On re-reading it thirty-ish years later, there are a lot of bits that stuck in my mind for all this time. Such as his description of his family history in Ireland:
It seems we were king in the olden days. But who wasn’t? It must have been interesting, the Ireland of Zero AD: “I’m the king— from this rock down to the creek and from that cow to the tree. And this is my wife, the Queen, and our dog, Prince. And it must have been every bit as peaceful as it is today, with a million or two kings on one island.
Or this bit from a column about Paraguay (“the difference between a B and a B- on a geography exam):
Paraguayan church architecture is non-nonsense stuff. The churches look like horse barns with verandas. But inside, they’re really retina-thrashers. The eighteenth-century church in the tow of Yaguaron contains two thousand square feet of crazed whittling, a masterpiece of Paraguayan baroque. It’s as ridiculously detailed as anything from the Europe of that era but with fun Guarani Indian touches such as drug-trip color combinations and altar chairs with armrests that turn into snakes. I took a close look at some of the carved portraits of snakes, and I think the Guaranis were pulling the padres’ legs vis-a-vis conversion to Christianity.
Or this concise description of the origin of the modern Middle East:
Until 1918 the Arabian peninsula was ruled by the Ottoman Empire, so called because it had the same amount of intelligence and energy as a footstool. When the Turks backs the wrong horse in World War I, the French and English divvied up the region in a manner both completely self-serving and unbelievably haphazard, like monkeys at a salad bar.
Or, finally, this explanation of the media’s role in the first Gulf War:
You may wonder what the job os being a Gulf War journalist is like. Well, we spend all day broadcasting on the radio and TV telling people back home what’s happening over here. And we learn what’s happening over here by spending all day monitoring the radio and TV broadcasts from back home. You may also wonder how any actual information ever gets into this loop. If you find out, please call.
The man definitely had a way with words. And on re-reading this, I can definitely see an influence on my own writing style.
Being a collection, this is a bit of mixed bag, both in terms of content and how well it’s aged. The straight-up travelogue pieces mostly hold up as snapshots of a particular time and place, though some of them, like the piece where he visits Kiev and Tiblisi in the immediate aftermath of the collapse of the USSR have taken on a very different resonance due to more recent events. Some of the other pieces fare much less well— reviews of long-forgotten books, some ranting about dimly-remembered celebrities.
In terms of style and content, a lot of this is really odd to read in 2022. In part because many of the political figures he’s lambasting seem so quaint compared to the crew that we have infesting Washington these days. But mostly because he goes after a lot of them in ways that probably wouldn’t fly today— too direct and personal for the “woke” crowd, too highbrow for the MAGA set.
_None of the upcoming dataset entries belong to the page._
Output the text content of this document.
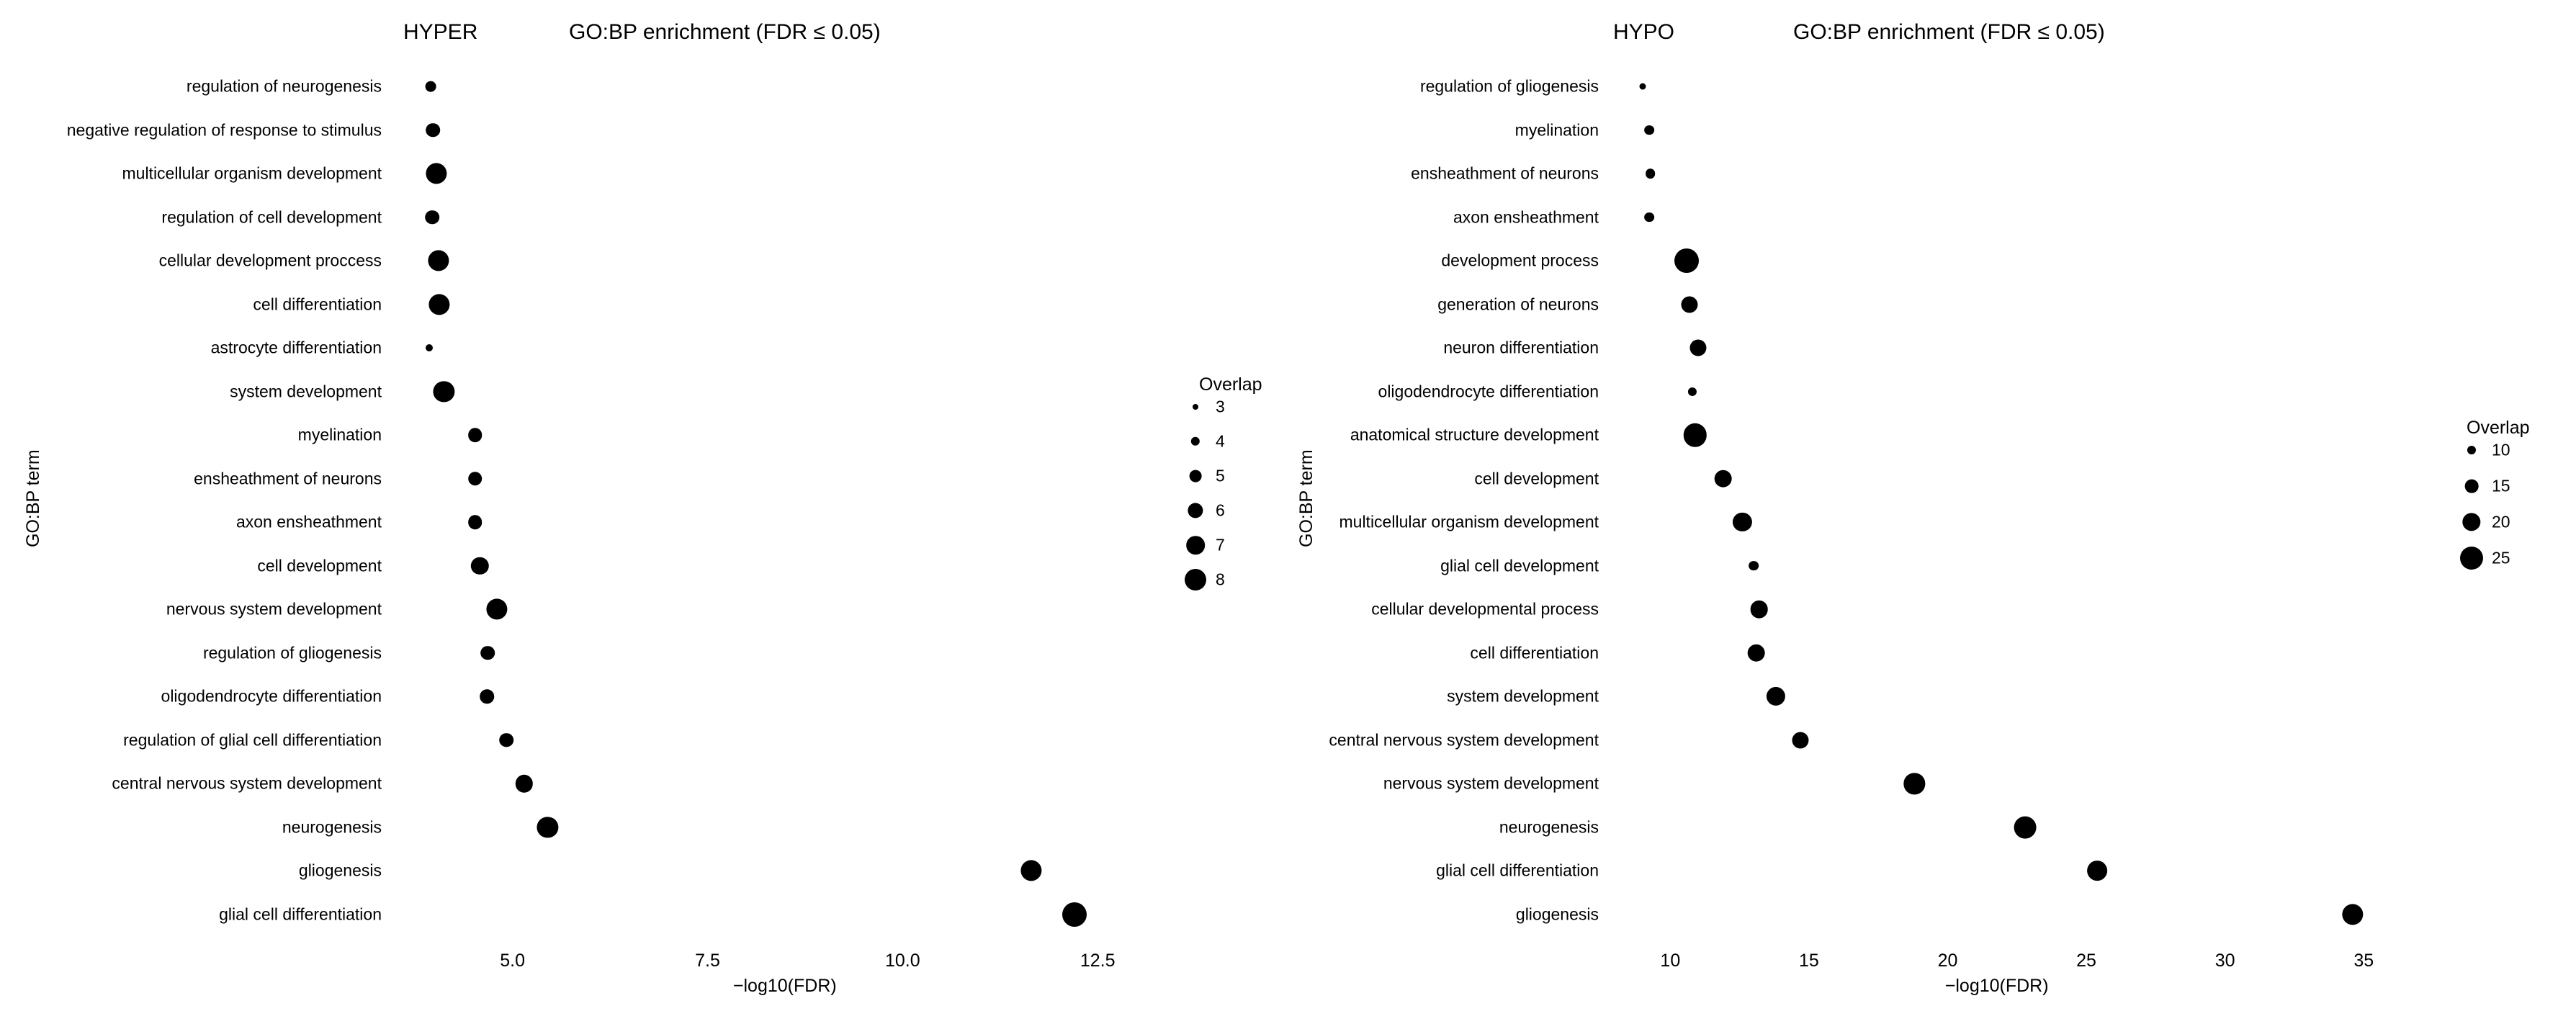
HYPER	GO:BP enrichment (FDR ≤ 0.05)
GO:BP term
regulation of neurogenesis
negative regulation of response to stimulus
multicellular organism development
regulation of cell development
cellular development proccess
cell differentiation
astrocyte differentiation
system development
myelination
ensheathment of neurons
axon ensheathment
cell development
nervous system development
regulation of gliogenesis
oligodendrocyte differentiation
regulation of glial cell differentiation
central nervous system development
neurogenesis
gliogenesis
glial cell differentiation
5.0	7.5	10.0	12.5
−log10(FDR)
Overlap
3
4
5
6
7
8
HYPO	GO:BP enrichment (FDR ≤ 0.05)
GO:BP term
regulation of gliogenesis
myelination
ensheathment of neurons
axon ensheathment
development process
generation of neurons
neuron differentiation
oligodendrocyte differentiation
anatomical structure development
cell development
multicellular organism development
glial cell development
cellular developmental process
cell differentiation
system development
central nervous system development
nervous system development
neurogenesis
glial cell differentiation
gliogenesis
10	15	20	25	30	35
−log10(FDR)
Overlap
10
15
20
25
In a weird way, this makes me want to read one of his Trump-era books, just to see how he navigated the modern political and publishing landscape.
Anyway, it was interesting to revisit this era, in much the same way that it’s fun to re-watch movies from the 80’s with my kids. I’m not sure I can exactly recommend this particular book to anyone who hasn’t read it before, though.
This is getting sent out late on Mondaymostly because I spent the day driving an hour north to get in one last good day of cross-country skiing before all the snow melts. This is normally kind of dead time for me, so I may start trying to use it for posting lighter stuff; or maybe not. Anyway, here are the usual buttons:
And the comments will be open if you want them.
Read O'Rourke and Molly Ivins together and you get a weird sense of how different and how similar in some ways our political culture of the moment is. Like, the same oppositional tropes, and some of the same 'fuck you' undertone, but absolutely none of the good humor.
Thanks I somehow missed his passing. I used to read his stuff in Nat Lampoon magazine. RIP.